Anyway, the first product I received was a DVD camcorder. It looked very cool and shiny. However, the product manual was apparently written by the same people who work for Ikea. In other words, I'm pretty sure that they were translated from Japanese to English by someone who only speaks Swedish. When I figure out how to use it, I'll consider writing a review.
However, the next product I received was an Insignia Portable DVD Player sent to me by my new best friend Charlie (Some of you may know Charlie because he's also sent these DVD players to my blogging friends Mir and Lucinda. He's like the Patron Saint of bloggers.)
Anyway, I'd never heard of Insignia before. For all I knew, they were the Sony of Eastern Lithuania. Turns out they're a company based here in the U.S. of A...making their products in China. So needless to say, I was a bit skeptical when I received the DVD player. I had visions of the fake "Prata" bags sold down on Canal Street.
But you know what? This DVD player is actually pretty cool. It's nice and slim and has a full swivel screen. If you let your kids watch DVDs in the car, I'd imagine this one would work out just fine. It's also light enough for you varsity travelers and corporate sales jockeys to take on long plane rides. In fact, it even comes with a remote control (if you're too lazy to lift your arm 5" in any given direction.)
Here's a photo:
And, in all honesty, the greatest thing I love about this DVD player is that it's free!
So...thanks, BestBuy! Thanks, Insignia! And most of all, thanks, Charlie! If you happen to come across any sponsorships from Aston Martin, Johnnie Walker Scotch, or Phillip Morris? Let me know. I'm your man!

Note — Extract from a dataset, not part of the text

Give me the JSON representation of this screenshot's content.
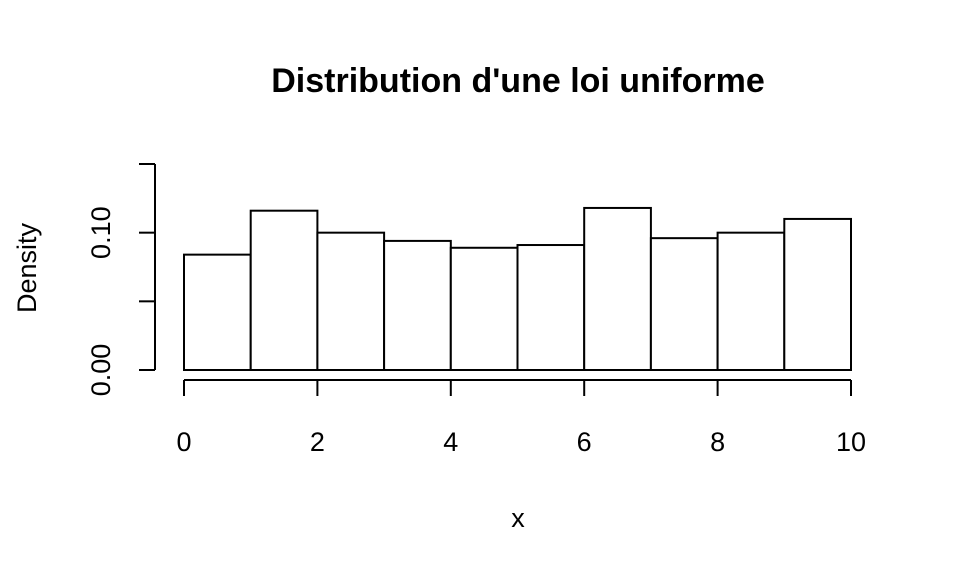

And readers...what do YOU think? Have I whored myself out completely? Will you still respect me in the morning? What do you think about the fact that marketers are starting to recognize blogs as way to garner press? Does it change your impression of this (or any other) site? Should I give all of you Charlie's e-mail address so you can get some swag too?
Because, now that he's been pimping, MetroDad feels like a Jigga-man, a Pimp-C and a B.U.N.B.